On Campus

Why do Canadian scholars win so few awards?

At the top levels of international science research, Canada punches way below its weight, says U of T pres

David Naylor delivered a speech yesterday at the Economic Club of Toronto, a kind of state of the union on higher education: where we are, where he believes we should be going.

If we look at the lay of the land, Canada’s level of higher education enrollment is the highest in the world. That’s in part driven by high levels of college and (in Quebec) CEGEP enrollment; if we take them out of the mix, we move a bit down in the league tables, but we still have a relatively high percentage of our population enrolled in university. If we consider only graduate education, and the number of PhDs our country turns out, we lag slightly behind many other OECD countries. The same goes for our percentage of university graduates with a science or engineering education.

But when we measure the very pinnacle of graduate education in science — not volume of total research, but the amount of award-winning, world-beating research — Canada is not above average. Canada is not average or even a bit below average. We’re way below the countries we consider our peers. Naylor quoted from this recent federal government report, which points out that:

In terms of distinguished science awards, however, Canada ranks lower (12th in the world, tied with Israel).

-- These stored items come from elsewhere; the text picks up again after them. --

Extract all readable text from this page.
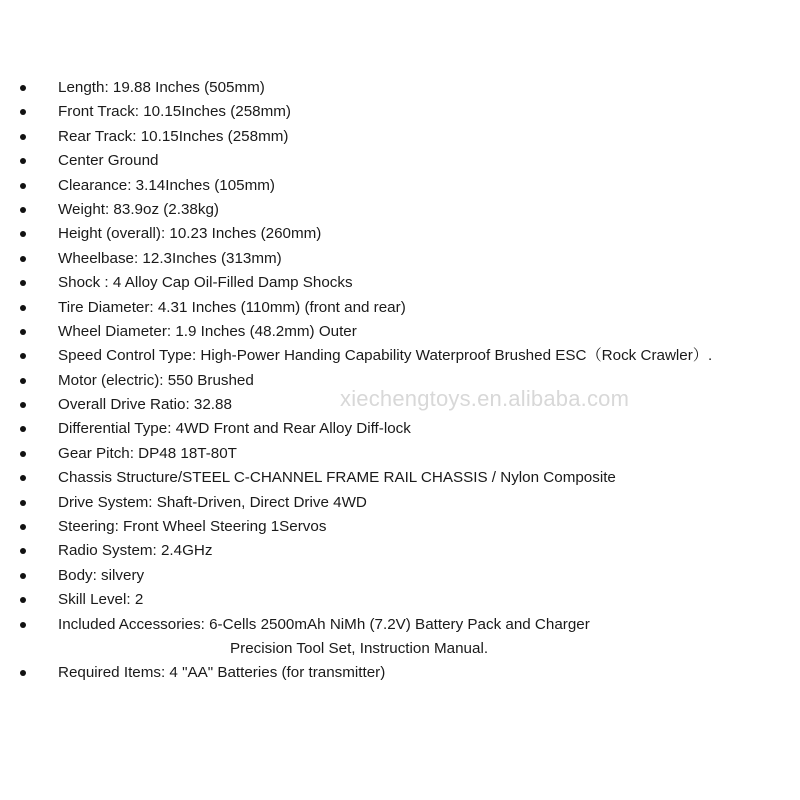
Length: 19.88 Inches (505mm)
Front Track: 10.15Inches (258mm)
Rear Track: 10.15Inches (258mm)
Center Ground
Clearance: 3.14Inches (105mm)
Weight: 83.9oz (2.38kg)
Height (overall): 10.23 Inches (260mm)
Wheelbase: 12.3Inches (313mm)
Shock : 4 Alloy Cap Oil-Filled Damp Shocks
Tire Diameter: 4.31 Inches (110mm) (front and rear)
Wheel Diameter: 1.9 Inches (48.2mm) Outer
Speed Control Type: High-Power Handing Capability Waterproof Brushed ESC（Rock Crawler）.
Motor (electric): 550 Brushed
Overall Drive Ratio: 32.88
Differential Type: 4WD Front and Rear Alloy Diff-lock
Gear Pitch: DP48 18T-80T
Chassis Structure/STEEL C-CHANNEL FRAME RAIL CHASSIS / Nylon Composite
Drive System: Shaft-Driven, Direct Drive 4WD
Steering: Front Wheel Steering 1Servos
Radio System: 2.4GHz
Body: silvery
Skill Level: 2
Included Accessories: 6-Cells 2500mAh NiMh (7.2V) Battery Pack and Charger
Precision Tool Set, Instruction Manual.
Required Items: 4 "AA" Batteries (for transmitter)
xiechengtoys.en.alibaba.com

During the period of 1941 to 2008, Canada has received 19 awards in science, in contrast with other countries such as the U.S. (1403), U.K. (222), France (91), Germany (75) and Australia (42). Canada last received a Nobel Prize in science in 1994, when Bertram Brockhouse won the Nobel Prize in Physics for the development of neutron spectroscopy. In 2008, Anthony Pawson, a professor of medical genetics and microbiology at the University of Toronto, was awarded a Kyoto Prize in the basic sciences category for his work on signal transduction, or how cells use chemical signals to regulate one another’s behaviour.

The global list of distinguished awards, including distinguished science awards, is compiled by this organization.